Graham is informed by the local intelligence chief that this was no botched burglary, but an attempt to kill him: he is told that the Germans want him dead so that his company’s work on Turkish army equipment will be delayed. Graham is incredulous (he has “the growing conviction that he was involved in a nightmare and that he would presently wake up to find himself at his dentist’s”) – as is the reader. Is there a threat to Graham’s life or not?

He told himself that he was behaving like a schoolboy. A man had fired three shots at him. What difference did it make whether the man had been a thief or an intending murderer? He had fired three shots, and that was that. But all the same, it did somehow make a difference…

This was my favourite aspect of the book – the acute understanding of how awareness conditions our response to a situation.  (To quote Terry Pratchett, perhaps for the only time on this blog: “One problem is that I’ve got Alzheimer’s.  The other problem is that I know I’ve got Alzheimer’s.”)  Graham, as the archetypal ‘man caught up in’, is inactive and reactive until forced to do otherwise.  Ultimately the effect of the fear is almost as dramatic as any physical threat to him, though the latter does surface more directly in the last third of the book, when the plot and more traditional thriller elements take over.  In some cases what seem to be conventions of the genre were newly-minted when Ambler presented them here.

§ Compline. I lost track of Mr Crary’s blog, The Existence Machine, when Outlook went on the fritz about RSS feeds, late last month. Last night, I found it again, and was very glad to do so, not least because I enjoy his discussions of books that I would and will probably never read. He writes so well about what’s on his mind. I haven’t followed The Existence Machine long enough to know just how exceptional the topic of abortion is, but I expect that it doesn’t come up often, and that it came up this time because it provoked Mr Crary’s thoughtfulness.

I listened to them talk, continuing to feel uncomfortable, when suddenly the conversation made a turn that allowed me to enter into it easily, quietly. The question of the moment was, what should be the legal consequences of abortion? This had always been a question that had troubled me, so I said something. I’ve long sensed that very few people actually want to have women sent to prison for having an abortion. My friend admitted that this was a problem, that it was an issue that too few anti-abortion people thought about. She maintained that being anti-abortion is not about punishment.

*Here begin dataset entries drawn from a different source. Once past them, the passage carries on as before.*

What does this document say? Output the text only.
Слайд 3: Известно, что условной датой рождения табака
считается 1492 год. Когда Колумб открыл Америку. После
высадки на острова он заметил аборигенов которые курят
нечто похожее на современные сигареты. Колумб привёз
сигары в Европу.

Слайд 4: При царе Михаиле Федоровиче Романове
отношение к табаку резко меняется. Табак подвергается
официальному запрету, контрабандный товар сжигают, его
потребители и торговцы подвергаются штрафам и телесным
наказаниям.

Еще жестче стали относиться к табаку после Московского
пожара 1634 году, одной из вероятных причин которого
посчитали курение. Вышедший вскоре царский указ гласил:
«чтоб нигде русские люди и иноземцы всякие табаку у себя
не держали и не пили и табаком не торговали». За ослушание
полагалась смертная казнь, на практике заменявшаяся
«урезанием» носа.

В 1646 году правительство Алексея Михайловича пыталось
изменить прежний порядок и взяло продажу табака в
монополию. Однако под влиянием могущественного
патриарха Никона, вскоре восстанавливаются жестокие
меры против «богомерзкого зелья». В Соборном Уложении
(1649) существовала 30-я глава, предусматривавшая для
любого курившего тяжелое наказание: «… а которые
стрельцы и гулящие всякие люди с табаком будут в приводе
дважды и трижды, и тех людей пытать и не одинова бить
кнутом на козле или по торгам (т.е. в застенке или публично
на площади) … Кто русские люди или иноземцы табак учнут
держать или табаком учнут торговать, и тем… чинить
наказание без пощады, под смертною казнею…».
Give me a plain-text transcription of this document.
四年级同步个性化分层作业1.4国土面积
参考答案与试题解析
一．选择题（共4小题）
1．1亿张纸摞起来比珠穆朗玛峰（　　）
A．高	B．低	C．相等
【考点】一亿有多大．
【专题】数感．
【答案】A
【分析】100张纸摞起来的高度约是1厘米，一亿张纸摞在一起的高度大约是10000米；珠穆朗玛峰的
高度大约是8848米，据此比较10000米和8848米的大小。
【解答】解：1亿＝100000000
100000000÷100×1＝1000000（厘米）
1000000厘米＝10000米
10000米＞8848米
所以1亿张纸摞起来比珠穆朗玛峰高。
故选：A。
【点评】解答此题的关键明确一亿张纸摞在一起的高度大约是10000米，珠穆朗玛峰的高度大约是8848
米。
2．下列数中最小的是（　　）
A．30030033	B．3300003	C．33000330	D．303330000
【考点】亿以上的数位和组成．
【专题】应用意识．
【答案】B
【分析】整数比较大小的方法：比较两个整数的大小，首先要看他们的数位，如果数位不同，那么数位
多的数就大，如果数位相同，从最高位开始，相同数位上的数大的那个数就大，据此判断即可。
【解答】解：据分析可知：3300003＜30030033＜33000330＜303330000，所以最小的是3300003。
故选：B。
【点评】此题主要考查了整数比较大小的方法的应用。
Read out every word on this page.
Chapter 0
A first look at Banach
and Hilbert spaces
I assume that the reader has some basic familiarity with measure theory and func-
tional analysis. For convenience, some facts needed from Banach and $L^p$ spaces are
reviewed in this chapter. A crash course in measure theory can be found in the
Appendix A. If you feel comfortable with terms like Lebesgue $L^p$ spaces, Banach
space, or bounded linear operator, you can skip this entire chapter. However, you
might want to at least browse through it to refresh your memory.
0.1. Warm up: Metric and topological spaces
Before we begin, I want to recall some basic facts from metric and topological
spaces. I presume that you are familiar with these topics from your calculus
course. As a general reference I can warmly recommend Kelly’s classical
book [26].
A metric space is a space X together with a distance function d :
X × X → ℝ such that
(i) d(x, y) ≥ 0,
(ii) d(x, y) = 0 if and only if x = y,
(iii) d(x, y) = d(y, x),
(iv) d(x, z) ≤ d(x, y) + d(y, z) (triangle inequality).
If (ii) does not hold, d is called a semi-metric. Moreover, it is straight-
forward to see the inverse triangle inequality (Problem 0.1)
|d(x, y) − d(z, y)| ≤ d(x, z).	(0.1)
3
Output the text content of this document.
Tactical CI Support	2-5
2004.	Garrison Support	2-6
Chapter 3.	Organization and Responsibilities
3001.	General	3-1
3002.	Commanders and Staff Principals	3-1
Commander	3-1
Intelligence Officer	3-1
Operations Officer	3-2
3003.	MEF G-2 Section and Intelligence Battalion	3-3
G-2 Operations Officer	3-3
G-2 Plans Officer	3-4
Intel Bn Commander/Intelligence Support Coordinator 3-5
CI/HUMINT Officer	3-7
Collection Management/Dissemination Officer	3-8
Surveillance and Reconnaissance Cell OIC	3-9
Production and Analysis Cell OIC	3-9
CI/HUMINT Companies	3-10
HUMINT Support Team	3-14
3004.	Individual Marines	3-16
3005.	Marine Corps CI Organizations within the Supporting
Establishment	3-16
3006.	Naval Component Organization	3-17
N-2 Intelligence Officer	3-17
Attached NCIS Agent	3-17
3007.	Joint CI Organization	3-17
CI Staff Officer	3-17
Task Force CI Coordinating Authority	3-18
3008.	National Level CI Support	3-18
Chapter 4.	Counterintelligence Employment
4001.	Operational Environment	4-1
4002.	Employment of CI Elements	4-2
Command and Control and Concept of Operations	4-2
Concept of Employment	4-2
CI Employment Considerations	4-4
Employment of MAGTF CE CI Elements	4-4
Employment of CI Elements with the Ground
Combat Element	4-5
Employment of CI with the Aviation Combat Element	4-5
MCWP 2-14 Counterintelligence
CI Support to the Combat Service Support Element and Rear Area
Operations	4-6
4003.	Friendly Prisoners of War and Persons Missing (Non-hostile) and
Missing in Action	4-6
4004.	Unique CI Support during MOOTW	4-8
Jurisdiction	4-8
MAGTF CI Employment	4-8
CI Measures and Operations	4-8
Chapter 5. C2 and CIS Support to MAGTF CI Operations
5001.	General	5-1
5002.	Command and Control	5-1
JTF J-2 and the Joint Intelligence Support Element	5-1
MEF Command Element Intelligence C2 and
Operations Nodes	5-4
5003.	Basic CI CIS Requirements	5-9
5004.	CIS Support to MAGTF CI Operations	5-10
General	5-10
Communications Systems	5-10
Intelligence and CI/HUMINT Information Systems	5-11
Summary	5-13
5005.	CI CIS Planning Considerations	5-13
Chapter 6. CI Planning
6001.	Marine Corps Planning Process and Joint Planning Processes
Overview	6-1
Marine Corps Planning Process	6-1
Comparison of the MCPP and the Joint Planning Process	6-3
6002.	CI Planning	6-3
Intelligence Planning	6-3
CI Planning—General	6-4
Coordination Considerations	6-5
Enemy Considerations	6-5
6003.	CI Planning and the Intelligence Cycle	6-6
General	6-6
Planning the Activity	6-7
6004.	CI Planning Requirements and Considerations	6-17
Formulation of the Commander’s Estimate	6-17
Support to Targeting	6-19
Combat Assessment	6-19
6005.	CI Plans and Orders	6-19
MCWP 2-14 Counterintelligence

Unfortunately, it’s not that simple. Because, of course, there are those who do believe punishment is in order, the punishment of doctors in particular. These are the people who really drive the movement against abortion, the lunatics who blow up clinics, who harass women, who kill abortion providers, such as the asshole who recently killed Dr. George Tiller. These are the true believers; these are the people who can and will be pushed over the edge by irresponsible political rhetoric, the kind we get from the American Right every day.